Conquer dust with these easy tips:
-- To minimize accumulated household dust, display hard-to-clean collectibles behind glass doors.
-- To keep dust mites at bay in the bedroom, put allergy-control covers on mattresses and pillows, and be sure to wash bedding weekly in hot water and dry on high heat.
-- Remodeling stirs up dust. After your project is complete, hire a licensed company to clean your home's duct system.
-- Limit the dust in your living space by choosing easy-to-clean window treatments. Flat-weave cotton and linen fabrics are smart selections. It's best to avoid heavily textured draperies and blinds, which can collect dust.
Battle bacteria on kitchen surfaces. Sanitize sponges by tossing them into the microwave or dishwasher. Make sure countertops and cutting boards are nonporous, and clean them regularly. Also, look for cleaning products that are made from plant sources rather than petroleum and that are free of chemicals that can irritate (such as chlorine) or pollute (such as phosphates).
Buy a quality vacuum to rid the house of allergens and dust mites. Look for a vacuum with an agitator, high suction, high filtration (such as HEPA filters), and tools for cleaning furniture, draperies, ceilings, and baseboards.

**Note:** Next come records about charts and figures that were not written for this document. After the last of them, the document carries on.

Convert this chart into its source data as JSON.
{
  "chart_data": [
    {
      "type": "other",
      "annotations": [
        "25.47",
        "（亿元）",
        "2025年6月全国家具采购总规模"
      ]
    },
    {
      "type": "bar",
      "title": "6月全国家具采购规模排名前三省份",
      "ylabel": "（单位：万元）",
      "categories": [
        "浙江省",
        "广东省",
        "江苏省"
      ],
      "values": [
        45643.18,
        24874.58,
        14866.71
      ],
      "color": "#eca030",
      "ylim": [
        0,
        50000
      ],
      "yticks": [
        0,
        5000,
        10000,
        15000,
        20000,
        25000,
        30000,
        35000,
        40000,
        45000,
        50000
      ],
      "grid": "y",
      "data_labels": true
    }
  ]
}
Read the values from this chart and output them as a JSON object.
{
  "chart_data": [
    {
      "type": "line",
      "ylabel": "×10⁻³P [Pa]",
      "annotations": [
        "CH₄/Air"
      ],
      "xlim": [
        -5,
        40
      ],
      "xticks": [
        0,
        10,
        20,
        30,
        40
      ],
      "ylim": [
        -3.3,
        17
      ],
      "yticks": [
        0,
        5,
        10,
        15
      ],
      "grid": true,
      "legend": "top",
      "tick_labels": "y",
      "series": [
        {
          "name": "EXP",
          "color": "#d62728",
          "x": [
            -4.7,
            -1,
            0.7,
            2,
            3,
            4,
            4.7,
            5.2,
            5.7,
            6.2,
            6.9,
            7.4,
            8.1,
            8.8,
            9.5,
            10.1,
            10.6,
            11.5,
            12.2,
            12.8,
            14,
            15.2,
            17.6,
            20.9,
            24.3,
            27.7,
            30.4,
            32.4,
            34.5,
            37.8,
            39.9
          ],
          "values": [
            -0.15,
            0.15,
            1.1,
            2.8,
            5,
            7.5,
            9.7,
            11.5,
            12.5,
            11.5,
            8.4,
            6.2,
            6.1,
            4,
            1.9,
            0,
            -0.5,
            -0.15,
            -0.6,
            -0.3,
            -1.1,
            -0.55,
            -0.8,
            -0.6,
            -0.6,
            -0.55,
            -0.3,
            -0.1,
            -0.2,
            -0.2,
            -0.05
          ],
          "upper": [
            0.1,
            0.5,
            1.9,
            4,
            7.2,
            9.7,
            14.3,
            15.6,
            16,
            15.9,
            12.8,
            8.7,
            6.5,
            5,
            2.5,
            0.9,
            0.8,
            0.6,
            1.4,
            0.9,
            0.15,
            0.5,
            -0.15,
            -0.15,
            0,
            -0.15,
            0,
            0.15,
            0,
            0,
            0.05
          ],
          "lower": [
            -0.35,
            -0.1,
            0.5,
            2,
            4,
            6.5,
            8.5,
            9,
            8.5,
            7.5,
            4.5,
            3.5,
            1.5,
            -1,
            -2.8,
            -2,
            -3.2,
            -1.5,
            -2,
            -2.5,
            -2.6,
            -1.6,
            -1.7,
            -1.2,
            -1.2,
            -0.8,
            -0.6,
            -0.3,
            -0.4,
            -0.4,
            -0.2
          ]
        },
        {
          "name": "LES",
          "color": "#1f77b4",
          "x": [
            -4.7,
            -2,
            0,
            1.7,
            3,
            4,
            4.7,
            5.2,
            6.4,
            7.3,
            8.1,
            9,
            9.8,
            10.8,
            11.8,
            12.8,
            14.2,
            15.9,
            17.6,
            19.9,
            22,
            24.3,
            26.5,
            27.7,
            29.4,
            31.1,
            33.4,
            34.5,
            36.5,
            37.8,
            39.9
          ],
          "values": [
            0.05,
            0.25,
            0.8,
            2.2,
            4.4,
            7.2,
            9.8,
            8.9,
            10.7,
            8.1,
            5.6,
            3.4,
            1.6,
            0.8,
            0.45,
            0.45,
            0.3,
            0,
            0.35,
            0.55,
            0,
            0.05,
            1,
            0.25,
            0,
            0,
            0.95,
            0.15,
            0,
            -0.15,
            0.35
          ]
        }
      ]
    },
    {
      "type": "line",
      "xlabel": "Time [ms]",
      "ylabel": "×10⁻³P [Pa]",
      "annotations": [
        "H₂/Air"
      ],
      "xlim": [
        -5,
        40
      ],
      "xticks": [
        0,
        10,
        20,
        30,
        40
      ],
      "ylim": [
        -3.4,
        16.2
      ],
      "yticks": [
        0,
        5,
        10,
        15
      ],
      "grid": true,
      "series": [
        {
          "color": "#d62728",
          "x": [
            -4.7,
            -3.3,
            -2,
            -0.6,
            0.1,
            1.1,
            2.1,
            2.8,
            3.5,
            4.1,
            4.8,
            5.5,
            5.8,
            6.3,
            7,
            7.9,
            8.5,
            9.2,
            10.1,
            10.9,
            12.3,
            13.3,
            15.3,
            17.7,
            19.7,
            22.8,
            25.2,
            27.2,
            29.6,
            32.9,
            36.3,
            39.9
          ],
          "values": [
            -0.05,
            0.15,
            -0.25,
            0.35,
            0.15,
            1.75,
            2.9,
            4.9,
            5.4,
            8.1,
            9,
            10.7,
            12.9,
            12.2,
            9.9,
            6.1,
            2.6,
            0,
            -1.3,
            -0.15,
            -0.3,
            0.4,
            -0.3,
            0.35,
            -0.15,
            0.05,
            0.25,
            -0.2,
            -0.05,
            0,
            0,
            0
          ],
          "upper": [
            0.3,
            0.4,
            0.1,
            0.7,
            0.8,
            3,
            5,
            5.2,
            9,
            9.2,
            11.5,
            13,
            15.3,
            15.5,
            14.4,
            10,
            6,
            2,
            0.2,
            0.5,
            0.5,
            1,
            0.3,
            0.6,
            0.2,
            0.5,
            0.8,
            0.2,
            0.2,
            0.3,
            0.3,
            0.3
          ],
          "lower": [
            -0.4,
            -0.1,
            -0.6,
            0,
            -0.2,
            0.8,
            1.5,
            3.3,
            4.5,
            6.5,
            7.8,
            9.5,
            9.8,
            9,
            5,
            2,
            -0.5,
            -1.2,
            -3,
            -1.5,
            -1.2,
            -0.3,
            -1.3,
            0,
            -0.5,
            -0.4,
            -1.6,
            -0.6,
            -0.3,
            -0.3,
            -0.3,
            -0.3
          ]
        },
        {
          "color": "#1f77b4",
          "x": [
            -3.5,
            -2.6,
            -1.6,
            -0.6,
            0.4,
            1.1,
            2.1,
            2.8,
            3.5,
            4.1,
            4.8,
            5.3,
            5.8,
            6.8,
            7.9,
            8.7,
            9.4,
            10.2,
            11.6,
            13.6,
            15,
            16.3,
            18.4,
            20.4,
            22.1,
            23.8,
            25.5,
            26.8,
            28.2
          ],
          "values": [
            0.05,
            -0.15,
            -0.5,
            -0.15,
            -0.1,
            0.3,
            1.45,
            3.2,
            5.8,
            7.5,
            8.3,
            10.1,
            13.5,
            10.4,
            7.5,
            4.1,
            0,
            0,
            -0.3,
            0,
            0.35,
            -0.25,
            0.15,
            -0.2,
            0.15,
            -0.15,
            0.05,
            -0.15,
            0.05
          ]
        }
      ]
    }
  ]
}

When finishing walls, consider using the new generation of moisture-resistant gypsum panels in lieu of standard drywall. The new wallboard panels feature special coatings designed to rebuff moisture and mold from both sides. They also offer added fire protection.
Combat dry winter air with a whole-house humidifier (about $400). Attached to your heating and cooling system, these units reduce light-switch induced shocks, dry coughs, sinus problems, and dry skin (which flakes off and creates food for dust mites).
Prevent mold growth in your basement by installing a dehumidifier. Also, make sure gutters and drain spouts direct water away from the house.
A central vacuum system outperforms conventional vacuums in removing dust and allergens from your house, according to a study conducted by the University of California, Davis, School of Medicine. Most existing homes can be easily retrofitted with the systems.
Install carbon monoxide detectors, which notify you of the deadly, odorless gas. The Consumer Product Safety Commission recommends installing detectors near sleeping areas.
Shopping for a new fireplace? Consider a sealed-combustion gas unit, which draws air from outside and vents it back out so that no fumes or particles pollute indoor air.
Does your fireplace belch smoke into the room? Break its smoking habit by mounting a fan on top of your chimney. Fans with adjustable motor speeds restore healthy ventilation and can refresh a room's air when the fireplace isn't in use. Fans can be used with wood-burning and gas fireplaces.
If you have a wood-burning fireplace, reduce indoor air pollution and creosote formation by using clean, dry, seasoned firewood.